Visibility is power. Conversely, invisibility is oppression — and that’s just what the Trump administration is seeking to do to LGBT Americans.
In recent years, data collection on LGBT people began gaining steam — from the U.S. Census to research on LGBT youth and seniors. Government officials and social scientists, largely pushed by LGBT advocates, increasingly began appreciating that the needs of the community couldn’t be met until more was understood about who LGBT Americans are to begin with. The more solid data that defines a community, the more accessible funding and other resources become.
However, the new administration either doesn’t want to understand the nation’s LGBT populations, or doesn’t believe the community is valid enough to warrant data collection. Whichever the reason, the exclusion of LGBT people from data collection is a significant cause for concern.

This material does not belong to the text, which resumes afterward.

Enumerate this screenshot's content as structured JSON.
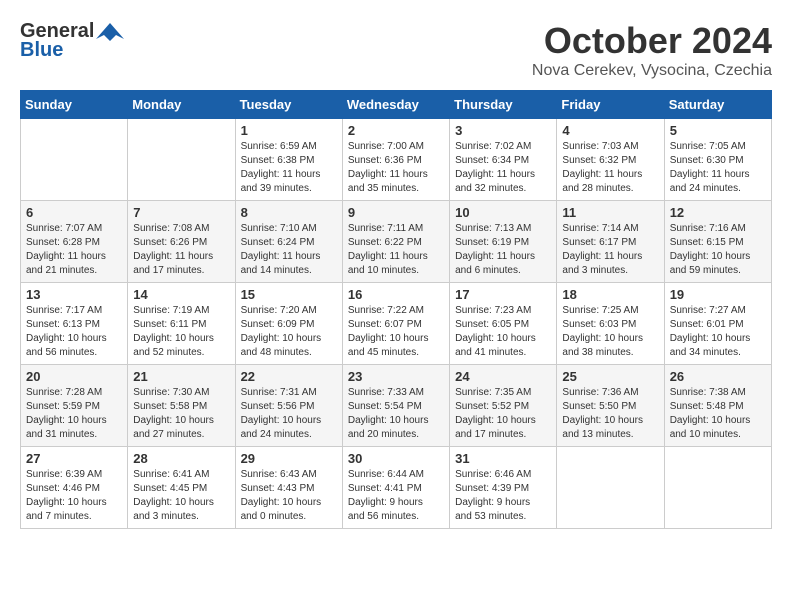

The administration recently removed LGBT-related questions in the proposed language for this year’s National Survey of Older Americans Act and Annual Program Performance Report for Centers for Independent Living, documents that collect information on aging and disabled populations, respectively. Such efforts document access to health care, levels of family involvement, roles of community organizations and much more about the lives of people who are already often marginalized.

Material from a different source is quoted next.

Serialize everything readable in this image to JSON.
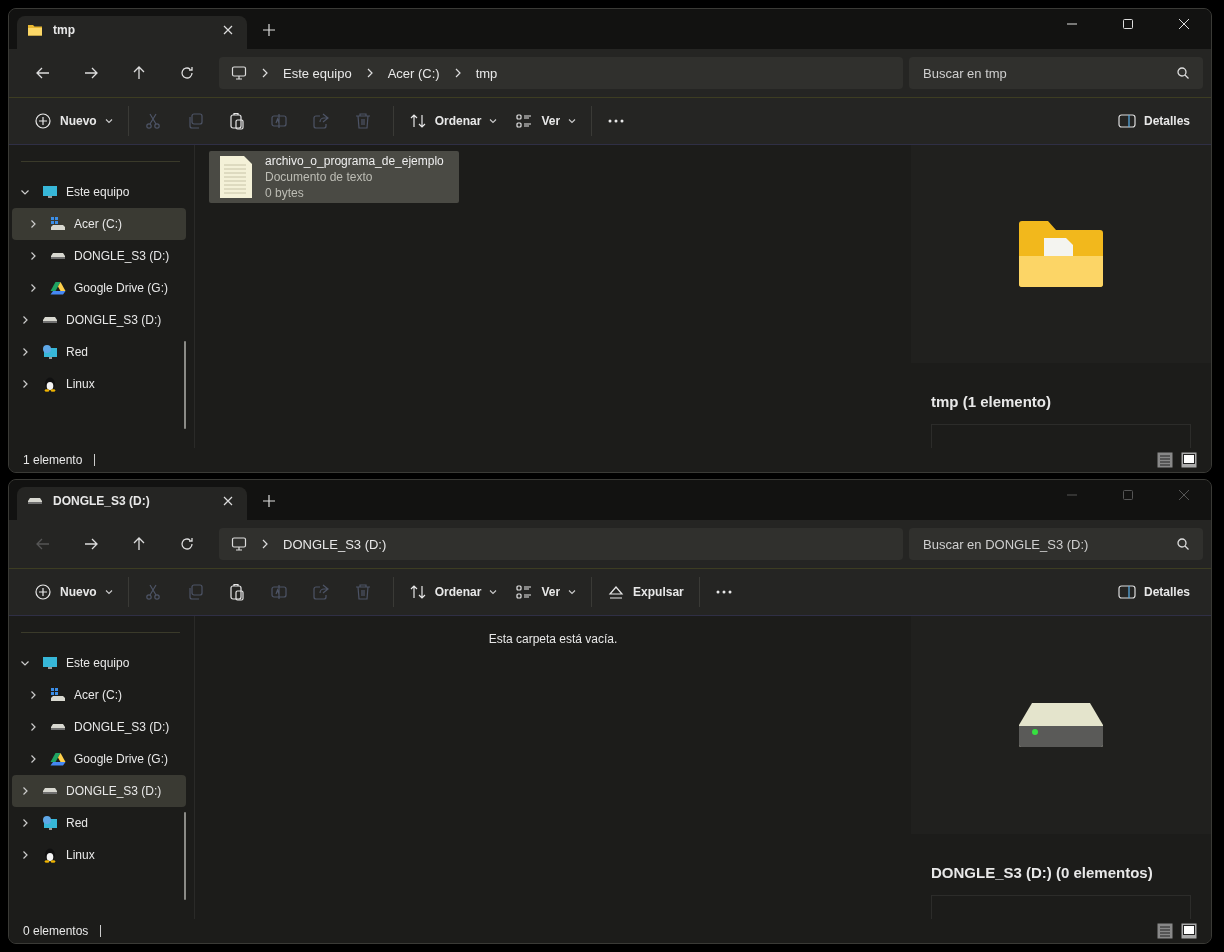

Intentionally ignoring these populations will further marginalize and deprive these communities of needed support. The administration’s move also signals that LGBT invisibility could be a trend that continues across other federal data-collection efforts.
Though the fronts on which our community is now fighting are varied and diverse, data collection deserves to be among the priorities. Research has proven to be a significant predictor of past successes for the community; from surveys to public polls, reliable information about the role of LGBT people in our country has formed the basis for everything from grant applications to the launch of programs to the enactment of laws.
Our lives deserve to be counted, to be researched and to be documented. No matter what the Trump administration thinks, LGBT Americans are and always have been an integral part of the fabric of America. Scrubbing us from data collection won’t change that fact; it will only put the most at-risk populations at further peril.